With corporate fraud costing the offending stock’s shareholders 22% of the enterprise value, according to a 2014 academic study, how can investors identify stocks where fraud is a problem? Listen to employee’s anonymous ratings on the website Glassdoor, says a new study.


High job satisfaction leads to low corporate fraud instances

Glassdoor is a website that enables company employees to rate their employer, the work environment and the quality of executive management in an anonymous setting on a scale of 1 to 5.

Academics studied all entries from 2008 to 2015, including 1,112,476 employee ratings of 14,282 public firms. The employee satisfaction ratings were cross-referenced with Securities and Exchange Commission fraud enforcement actions and securities class action lawsuits.

In engaging in this work, academics Yuan Ji from The Hong Kong Polytechnic University, Oded Rozenbaum and and Kyle Welch from George Washington University – School of Business discovered correlations.

The report, “Corporate Culture and Financial Reporting Risk: Looking Through the Glassdoor,” revealed that how employees viewed corporate climate was correlated to fraudulent behavior.

The report found that companies with higher ratings for job satisfaction, “culture and values,” senior leadership were less likely to be involved in SEC fraud enforcement or corporate fraud class action lawsuits.

“We find a direct relation between a lower rated culture and fraudulent financial reporting, as indicated by issuance of an Accounting and Auditing Enforcement Releases (AAER) by the Securities and Exchange Commission (SEC) and firm’s exposure to securities class action lawsuits,” the report noted.

The AAER says fraud can occur when an employee faces pressure to meet benchmarks, has an opportunity to commit fraud, and can rationalize doing so, which could include the potential for the fraud being investigated and prosecuted.

“We expect that firm culture is important in preventing fraud when firms have weaker corporate governance,” the authors wrote.

Glassdoor – How well-known companies in financial services rate

It wasn’t just fraud and corporate maleficence that correlates to job satisfaction – financial performance and hitting earnings estimates, key components for investors to measure, were also at play.

The report noted that satisfaction with corporate culture was negatively associated with abnormal accruals and the likelihood of a firm narrowly meeting or beating analysts’ EPS benchmarks.

“Consistent with our hypothesis, we find that the negative association between our measures of corporate culture and financial reporting is stronger for firms with weak board independence and firms with fewer financial experts in the audit committee,” the report opined.

Looking at the Glassdoor site, ValueWalk considered some of the more prominent names in the financial services industry today to provide relative value analysis.

Valeant Pharmaceuticals, for instance, was a company that was involved in non-transparent dealings and was of interest to federal investigators.
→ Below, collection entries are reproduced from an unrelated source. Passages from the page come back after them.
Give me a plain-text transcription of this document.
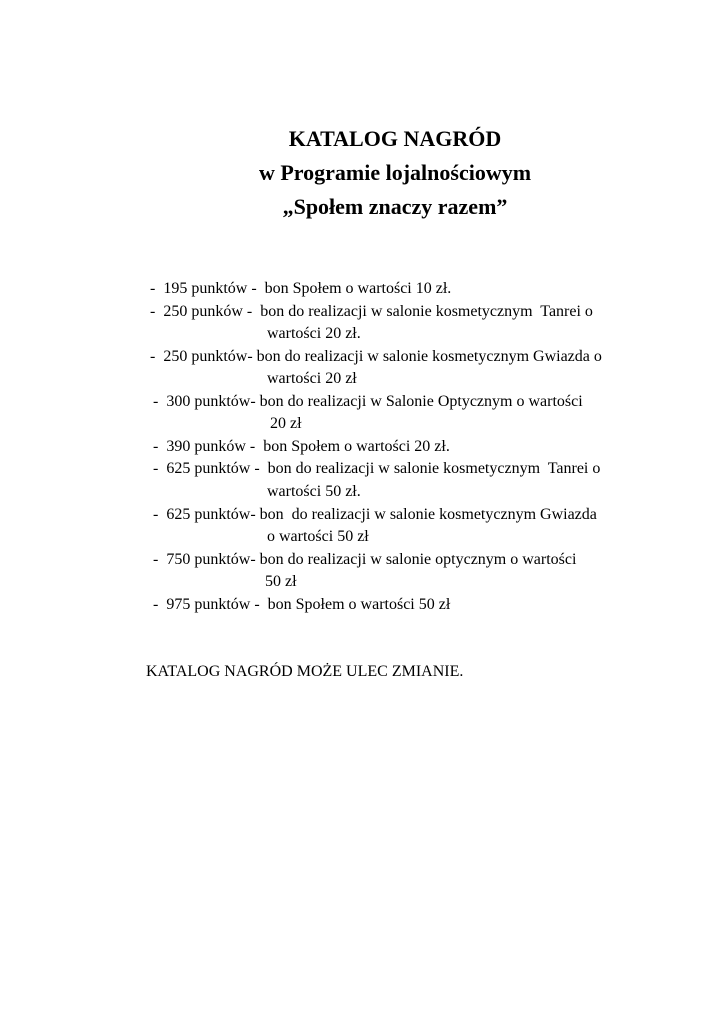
KATALOG NAGRÓD
w Programie lojalnościowym
„Społem znaczy razem”
-  195 punktów -  bon Społem o wartości 10 zł.
-  250 punków -  bon do realizacji w salonie kosmetycznym  Tanrei o
wartości 20 zł.
-  250 punktów- bon do realizacji w salonie kosmetycznym Gwiazda o
wartości 20 zł
-  300 punktów- bon do realizacji w Salonie Optycznym o wartości
20 zł
-  390 punków -  bon Społem o wartości 20 zł.
-  625 punktów -  bon do realizacji w salonie kosmetycznym  Tanrei o
wartości 50 zł.
-  625 punktów- bon  do realizacji w salonie kosmetycznym Gwiazda
o wartości 50 zł
-  750 punktów- bon do realizacji w salonie optycznym o wartości
50 zł
-  975 punktów -  bon Społem o wartości 50 zł
KATALOG NAGRÓD MOŻE ULEC ZMIANIE.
Only 38% of the company employees approve of the CEO and only 20% would recommend working at the firm to a friend. Compare this with competitor Allergan (which nearly merged with Valeant), a company where 76% of employees approve of the CEO and 67% would recommend the firm to a friend and the company has a 3.5 rating.

In the financial services industry, Och-Ziff Capital Management, one of the largest alternative asset managers, and has been accused of wrong doing, rates as only 2.8 stars and only 38% would recommend the firm to a friend. That said, CEO Daniel Och, receives a 76% approval rating.

Compare this with legendary Wall Street investment bank Goldman Sachs, which enjoys a high 3.8 star rating, 77% would recommend the firm to a friend and the CEO, Lloyd Blankfein, received a 93% approval rating and was the highest-rated CEO in 2016.

Bridgewater Associates, the subject of much discussion regarding its corporate culture for “radical transparency,” operates in near the middle of the pack. Unlike the sharp reporting on their corporate culture, the company has a rather middle of the road 3.0 star rating, 51% would recommend the firm to a friend and 69% approve of CEO and founder Ray Dalio.

At the top”, Two Sigma (considered one of the best hedge funds by many) has an impressive 4.4 rating.

One reviewer who gave Och-Ziff two stars noted that one of the pros of working there was the “free food”.